Belgium’s prison crisis deepens as overcrowding hits 124% capacity
With 13,733 inmates held in facilities designed for 11,064, Belgium faces severe humanitarian and operational challenges, prompting criticism of government responses from experts and human rights advocates.

Prison overcrowding across Europe has intensified significantly since the pandemic, with Belgium emerging as a focal point of the crisis. As of mid-May 2026, the country’s 39 prisons held 13,733 inmates, far exceeding their designed capacity of 11,064. This surge places Belgium among the nations with the highest occupancy rates in Europe, alongside Cyprus, Slovenia, France, Croatia, Italy, Romania, and Austria. The situation has deteriorated to the point where 754 detainees were recorded sleeping on mattresses on the floor in mid-May, an increase from 672 in December 2025.
Conditions within the facilities have worsened markedly, with reports of spreading diseases including scabies, bed bugs, and monkeypox. Staff shortages have led to guard exhaustion and injuries, while critical incidents in prisons doubled within a single year. The crisis is exacerbated by a 2023 policy decision to enforce all sentences up to three years in prison, ending the previous practice of serving such terms via electronic monitoring. Consequently, the average detention period in Belgium has risen by 39.4 per cent over five years to 9.9 months, and the pretrial detention rate stands at 32 per cent, well above the European average of 24.7 per cent.

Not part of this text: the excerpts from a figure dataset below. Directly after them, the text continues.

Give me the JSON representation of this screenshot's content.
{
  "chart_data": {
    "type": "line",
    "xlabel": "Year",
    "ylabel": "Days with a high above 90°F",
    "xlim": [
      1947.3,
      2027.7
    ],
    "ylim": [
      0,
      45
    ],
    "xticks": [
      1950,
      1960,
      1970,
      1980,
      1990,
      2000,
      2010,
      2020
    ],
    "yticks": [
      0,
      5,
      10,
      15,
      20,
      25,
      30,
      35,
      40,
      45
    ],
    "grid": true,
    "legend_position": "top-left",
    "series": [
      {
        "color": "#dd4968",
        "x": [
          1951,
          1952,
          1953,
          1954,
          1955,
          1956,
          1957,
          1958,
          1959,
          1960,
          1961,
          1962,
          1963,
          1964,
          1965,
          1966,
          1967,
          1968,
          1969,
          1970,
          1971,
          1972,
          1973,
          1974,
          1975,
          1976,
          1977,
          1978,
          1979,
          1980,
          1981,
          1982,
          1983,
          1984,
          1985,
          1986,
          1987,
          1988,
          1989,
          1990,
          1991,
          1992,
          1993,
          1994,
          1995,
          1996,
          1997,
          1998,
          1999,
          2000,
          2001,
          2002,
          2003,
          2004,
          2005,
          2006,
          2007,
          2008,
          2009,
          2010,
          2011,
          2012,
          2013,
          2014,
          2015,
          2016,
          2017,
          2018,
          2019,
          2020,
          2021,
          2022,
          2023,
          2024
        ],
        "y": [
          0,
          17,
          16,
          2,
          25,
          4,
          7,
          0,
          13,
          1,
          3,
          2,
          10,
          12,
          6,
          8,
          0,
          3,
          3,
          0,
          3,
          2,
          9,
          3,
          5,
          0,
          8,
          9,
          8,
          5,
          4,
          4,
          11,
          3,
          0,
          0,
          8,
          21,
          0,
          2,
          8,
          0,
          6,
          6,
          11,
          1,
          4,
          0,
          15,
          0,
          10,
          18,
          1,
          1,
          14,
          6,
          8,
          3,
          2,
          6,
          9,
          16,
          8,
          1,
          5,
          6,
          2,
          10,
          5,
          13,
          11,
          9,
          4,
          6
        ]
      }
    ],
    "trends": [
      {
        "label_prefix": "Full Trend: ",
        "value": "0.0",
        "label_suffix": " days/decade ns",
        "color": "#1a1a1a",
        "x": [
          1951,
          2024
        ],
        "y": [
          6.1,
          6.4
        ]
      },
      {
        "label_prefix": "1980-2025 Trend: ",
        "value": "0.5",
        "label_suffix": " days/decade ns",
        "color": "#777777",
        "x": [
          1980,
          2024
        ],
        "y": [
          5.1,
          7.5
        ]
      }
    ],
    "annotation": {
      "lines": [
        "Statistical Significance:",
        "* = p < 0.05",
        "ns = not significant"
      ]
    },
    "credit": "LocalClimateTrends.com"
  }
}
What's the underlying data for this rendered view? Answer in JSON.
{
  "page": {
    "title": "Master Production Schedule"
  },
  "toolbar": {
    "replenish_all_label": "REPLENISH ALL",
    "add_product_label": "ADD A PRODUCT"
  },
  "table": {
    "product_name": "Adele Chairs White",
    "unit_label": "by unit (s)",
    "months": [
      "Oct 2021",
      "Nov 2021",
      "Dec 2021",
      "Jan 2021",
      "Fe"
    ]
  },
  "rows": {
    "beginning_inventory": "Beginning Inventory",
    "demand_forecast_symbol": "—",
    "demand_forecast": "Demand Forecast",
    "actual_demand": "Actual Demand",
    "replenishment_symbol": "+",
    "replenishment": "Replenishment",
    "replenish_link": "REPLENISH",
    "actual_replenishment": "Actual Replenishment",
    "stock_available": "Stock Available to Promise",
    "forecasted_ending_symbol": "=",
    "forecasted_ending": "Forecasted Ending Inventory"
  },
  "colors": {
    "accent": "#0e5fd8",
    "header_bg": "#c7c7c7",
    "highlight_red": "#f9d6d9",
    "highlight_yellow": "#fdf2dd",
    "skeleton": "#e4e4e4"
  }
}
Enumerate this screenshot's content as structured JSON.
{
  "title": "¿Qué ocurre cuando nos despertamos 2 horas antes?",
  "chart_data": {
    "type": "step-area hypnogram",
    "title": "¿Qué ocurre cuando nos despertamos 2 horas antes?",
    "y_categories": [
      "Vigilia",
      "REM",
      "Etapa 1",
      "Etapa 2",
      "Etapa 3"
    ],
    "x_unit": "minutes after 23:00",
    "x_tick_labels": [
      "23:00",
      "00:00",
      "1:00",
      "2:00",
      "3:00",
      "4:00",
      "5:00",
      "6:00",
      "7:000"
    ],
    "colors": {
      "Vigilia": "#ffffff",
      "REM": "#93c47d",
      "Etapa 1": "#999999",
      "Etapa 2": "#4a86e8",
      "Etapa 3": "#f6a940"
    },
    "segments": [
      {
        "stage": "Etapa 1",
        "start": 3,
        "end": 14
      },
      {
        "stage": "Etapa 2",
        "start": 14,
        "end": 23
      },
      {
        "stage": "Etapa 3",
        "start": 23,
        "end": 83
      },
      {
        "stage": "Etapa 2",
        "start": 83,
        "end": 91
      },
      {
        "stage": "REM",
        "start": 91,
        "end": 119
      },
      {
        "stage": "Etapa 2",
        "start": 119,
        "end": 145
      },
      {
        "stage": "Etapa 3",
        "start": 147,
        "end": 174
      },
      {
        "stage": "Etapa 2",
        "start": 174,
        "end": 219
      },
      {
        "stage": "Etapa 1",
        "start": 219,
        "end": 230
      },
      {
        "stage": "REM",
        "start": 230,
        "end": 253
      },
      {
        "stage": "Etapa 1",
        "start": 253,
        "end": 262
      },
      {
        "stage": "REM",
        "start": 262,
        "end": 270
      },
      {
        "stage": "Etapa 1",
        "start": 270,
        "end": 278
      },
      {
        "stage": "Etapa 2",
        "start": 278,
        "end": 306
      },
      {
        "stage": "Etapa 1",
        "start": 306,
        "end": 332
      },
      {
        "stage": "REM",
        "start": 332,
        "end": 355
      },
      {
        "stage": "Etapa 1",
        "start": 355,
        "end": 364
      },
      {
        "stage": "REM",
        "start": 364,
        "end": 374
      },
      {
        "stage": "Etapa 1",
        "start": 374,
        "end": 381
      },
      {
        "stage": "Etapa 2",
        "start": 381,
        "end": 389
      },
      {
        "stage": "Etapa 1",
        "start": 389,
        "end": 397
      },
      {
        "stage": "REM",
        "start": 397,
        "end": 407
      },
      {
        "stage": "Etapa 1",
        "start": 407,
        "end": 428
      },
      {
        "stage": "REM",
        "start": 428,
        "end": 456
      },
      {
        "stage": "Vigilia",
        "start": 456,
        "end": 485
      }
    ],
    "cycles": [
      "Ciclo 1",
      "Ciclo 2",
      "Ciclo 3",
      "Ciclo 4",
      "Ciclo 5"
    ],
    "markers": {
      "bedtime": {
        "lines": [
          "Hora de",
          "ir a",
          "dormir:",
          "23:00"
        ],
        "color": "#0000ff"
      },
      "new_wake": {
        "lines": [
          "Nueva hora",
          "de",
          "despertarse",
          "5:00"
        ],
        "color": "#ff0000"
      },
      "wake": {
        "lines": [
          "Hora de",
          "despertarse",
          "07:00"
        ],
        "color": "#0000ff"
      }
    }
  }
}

In response to the escalating emergency, the Belgian government passed a bill in July 2025, drafted by Justice Minister Annelies Verlinden. The legislation encourages alternative punishments for sentences under three years and allows for the early release of inmates serving terms of up to 10 years, up to six months before their scheduled release. The government is also exploring international solutions, including discussions with Estonia, Kosovo, and Albania regarding the rental of prison cells. Sweden and Denmark have pursued similar arrangements, with Estonia’s Ministry of Justice stating that transferred prisoners would remain protected under European human rights standards and could arrive by the end of summer 2026.
Critics, including criminologists and human rights advocates, have condemned these measures as ineffective and ethically questionable. An-Sofie Vanhouche, a professor at Vrije Universiteit Brussel, described the international cell rentals as populist and symbolic, arguing they fail to address the root causes of recidivism. Pieter Houbey, vice-chairman of the Central Prison Monitoring Council, warned that the combination of overcrowding and staff shortages makes it nearly impossible to maintain a detention system aimed at reintegration. With a reoffending rate of 60 to 70 per cent, experts argue that the current focus on security over societal reintegration perpetuates a cycle of crime and despair.
The human cost of the crisis is evident in the experiences of detainees. Inmates report spending 22 to 23 hours a day in cells with limited access to activities or medical support. Bilal, a 34-year-old inmate who has served time in five Belgian prisons, described conditions as degrading and reported experiencing suicidal ideation. Loic, a 23-year-old serving a sentence at Saint-Gilles Prison, which is scheduled to shut down by 2028, highlighted the difficulty of reintegrating into the workforce without residency permits or vocational training. Despite requests, the Belgian Ministry of Justice, along with its Swedish and Danish counterparts, did not provide comment on the ongoing developments.